Cécile Hug : demain n’est plus devant
L’impossible du réel ne cesse d’être franchi par Cécile Hug. Son art met les apparences en porte-à-faux de manière discrète et pour des images de rêve de durée immobile. Surgit un monde étrange où tout de qui s’est en allé est dans le même temps déjà revenu. Fin et commencement, dehors et dedans coexistent, comme superposés, comme présents dans une même vibration. En l’œuvre, tout commence ou recommence, inlassablement nouveau et à coup de fragments. Plutôt que le visage Cécile Hug offre d’autres présences plus intime et plus à distance. L’intime est parfois blanc et presque nu mais parfois aussi de l’atroce ironique le souligne, comme si l’artiste entretenait avec son travail une immense vénération et une formidable dérision.
Les corps (animaux ou humains) deviennent des rondeurs, des épaisseurs d’espace, toujours se resserrant, se contractant dans le proche et le lointain, le littéral et le symbolique. Tout se passe comme si l’artiste, en créant ses images, soufflait sur une vitre pour qu’elle devienne opaque. Parfois, on aimerait lancer à l’artiste un « Votre royaume pour un visage ». Mais ce serait de fait biaiser les accroches de Cécile Hug. Les images se forment de ce qui tombe du visage. Il faut que chaque rencontre soit impossible pour que la beauté levante étreigne le sentiment de l’éphémère.

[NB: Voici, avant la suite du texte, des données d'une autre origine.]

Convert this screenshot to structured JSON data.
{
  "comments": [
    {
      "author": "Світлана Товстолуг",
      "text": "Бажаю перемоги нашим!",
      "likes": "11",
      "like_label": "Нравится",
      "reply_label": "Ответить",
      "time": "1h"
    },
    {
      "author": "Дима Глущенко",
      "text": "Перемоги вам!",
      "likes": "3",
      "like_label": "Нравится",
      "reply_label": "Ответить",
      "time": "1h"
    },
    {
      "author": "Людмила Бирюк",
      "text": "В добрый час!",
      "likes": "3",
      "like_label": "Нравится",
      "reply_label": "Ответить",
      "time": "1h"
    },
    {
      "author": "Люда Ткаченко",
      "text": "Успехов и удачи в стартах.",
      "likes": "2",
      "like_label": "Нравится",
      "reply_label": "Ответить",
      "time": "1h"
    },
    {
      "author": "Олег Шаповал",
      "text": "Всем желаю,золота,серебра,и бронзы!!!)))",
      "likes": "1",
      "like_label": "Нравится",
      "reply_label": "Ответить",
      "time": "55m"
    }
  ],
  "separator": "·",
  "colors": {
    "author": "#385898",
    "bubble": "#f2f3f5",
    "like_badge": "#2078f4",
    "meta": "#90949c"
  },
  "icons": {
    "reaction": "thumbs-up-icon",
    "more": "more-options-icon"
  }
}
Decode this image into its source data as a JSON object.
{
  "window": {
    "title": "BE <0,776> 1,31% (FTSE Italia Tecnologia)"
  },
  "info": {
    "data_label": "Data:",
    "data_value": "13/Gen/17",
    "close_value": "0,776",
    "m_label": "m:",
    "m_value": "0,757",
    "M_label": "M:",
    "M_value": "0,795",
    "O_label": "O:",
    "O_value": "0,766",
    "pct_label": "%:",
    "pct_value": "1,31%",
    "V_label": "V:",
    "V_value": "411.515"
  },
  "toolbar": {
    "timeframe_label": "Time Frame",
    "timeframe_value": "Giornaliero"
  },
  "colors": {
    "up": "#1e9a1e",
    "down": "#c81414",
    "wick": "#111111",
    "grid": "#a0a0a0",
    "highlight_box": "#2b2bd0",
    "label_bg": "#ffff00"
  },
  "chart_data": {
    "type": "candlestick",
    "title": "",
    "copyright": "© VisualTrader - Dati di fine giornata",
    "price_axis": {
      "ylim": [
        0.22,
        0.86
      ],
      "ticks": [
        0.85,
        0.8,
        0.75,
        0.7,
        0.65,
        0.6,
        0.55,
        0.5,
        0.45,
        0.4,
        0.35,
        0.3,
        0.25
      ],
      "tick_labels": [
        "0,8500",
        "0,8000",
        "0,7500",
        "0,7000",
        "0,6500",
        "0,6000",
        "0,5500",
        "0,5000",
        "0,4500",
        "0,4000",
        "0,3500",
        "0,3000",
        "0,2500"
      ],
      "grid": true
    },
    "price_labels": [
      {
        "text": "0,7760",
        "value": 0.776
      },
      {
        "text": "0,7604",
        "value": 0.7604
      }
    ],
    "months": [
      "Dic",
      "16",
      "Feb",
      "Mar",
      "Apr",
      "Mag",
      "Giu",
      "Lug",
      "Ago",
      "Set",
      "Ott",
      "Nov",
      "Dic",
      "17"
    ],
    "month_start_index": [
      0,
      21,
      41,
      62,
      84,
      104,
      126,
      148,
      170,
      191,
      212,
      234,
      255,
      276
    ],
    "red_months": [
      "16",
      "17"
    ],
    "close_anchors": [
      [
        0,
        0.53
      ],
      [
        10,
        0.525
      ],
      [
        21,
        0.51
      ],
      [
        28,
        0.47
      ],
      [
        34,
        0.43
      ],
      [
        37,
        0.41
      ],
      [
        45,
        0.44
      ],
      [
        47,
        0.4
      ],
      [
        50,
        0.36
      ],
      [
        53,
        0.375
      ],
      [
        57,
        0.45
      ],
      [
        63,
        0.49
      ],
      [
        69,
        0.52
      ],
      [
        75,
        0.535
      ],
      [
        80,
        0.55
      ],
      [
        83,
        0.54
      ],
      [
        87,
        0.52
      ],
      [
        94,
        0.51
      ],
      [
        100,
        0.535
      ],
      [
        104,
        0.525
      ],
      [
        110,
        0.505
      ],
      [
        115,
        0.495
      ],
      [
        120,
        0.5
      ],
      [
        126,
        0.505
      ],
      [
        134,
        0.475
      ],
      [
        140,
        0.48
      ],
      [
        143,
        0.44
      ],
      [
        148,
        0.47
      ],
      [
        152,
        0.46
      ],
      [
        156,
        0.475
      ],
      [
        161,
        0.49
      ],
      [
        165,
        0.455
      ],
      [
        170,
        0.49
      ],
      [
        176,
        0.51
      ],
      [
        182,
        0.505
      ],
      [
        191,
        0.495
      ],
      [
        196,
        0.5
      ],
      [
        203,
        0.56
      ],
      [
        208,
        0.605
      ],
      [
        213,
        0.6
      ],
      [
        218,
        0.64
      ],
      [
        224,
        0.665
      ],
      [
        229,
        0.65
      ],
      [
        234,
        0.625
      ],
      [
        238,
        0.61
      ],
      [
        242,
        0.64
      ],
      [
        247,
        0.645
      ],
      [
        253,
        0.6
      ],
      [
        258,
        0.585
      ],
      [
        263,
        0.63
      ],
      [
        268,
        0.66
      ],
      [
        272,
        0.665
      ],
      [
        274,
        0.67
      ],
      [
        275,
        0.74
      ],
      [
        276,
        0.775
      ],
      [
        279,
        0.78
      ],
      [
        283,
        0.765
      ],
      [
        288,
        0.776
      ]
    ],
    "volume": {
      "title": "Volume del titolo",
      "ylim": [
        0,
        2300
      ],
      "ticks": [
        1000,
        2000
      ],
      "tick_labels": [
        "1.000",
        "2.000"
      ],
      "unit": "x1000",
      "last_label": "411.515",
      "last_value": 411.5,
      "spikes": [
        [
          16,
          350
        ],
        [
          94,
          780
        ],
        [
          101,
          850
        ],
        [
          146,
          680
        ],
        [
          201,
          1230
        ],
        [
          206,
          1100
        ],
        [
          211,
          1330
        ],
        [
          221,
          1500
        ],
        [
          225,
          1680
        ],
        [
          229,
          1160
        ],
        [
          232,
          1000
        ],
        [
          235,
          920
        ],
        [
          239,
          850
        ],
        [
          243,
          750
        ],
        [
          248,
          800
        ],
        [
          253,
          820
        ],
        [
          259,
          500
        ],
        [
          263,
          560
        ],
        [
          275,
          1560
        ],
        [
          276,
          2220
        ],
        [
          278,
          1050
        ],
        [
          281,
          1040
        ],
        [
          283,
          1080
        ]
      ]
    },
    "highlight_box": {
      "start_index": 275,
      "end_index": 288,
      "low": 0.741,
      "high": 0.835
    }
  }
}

Chaque œuvre reste un monologue intérieur de la créatrice. Afin que demeure non une forme de vide mais de suspens. Etre sur un bord (celui du visage, comme du pubis ou d’un livre) crée une tension. Celle-ci resserre les questions avec le désir de bouler dedans, de percer le silence. L’œuvre affirme donc quelque chose qui est moins la nostalgie du sens que la recherche de ce qu’il peut devenir. Chaque image est aimantée par ce qui la crée et la fait avancer : l’oiseau, l’écoute, le silence, l’amour, les et le sens. Il arrive alors que le temps soit transparent, le moi sans épaisseur : un simple regard peut-être.
jean-paul gavard-perret
Cécile Hug, Les dormeurs (coffret), Editions Derrière la Salle de Bains, Rouen, 2015 — 25,00 €.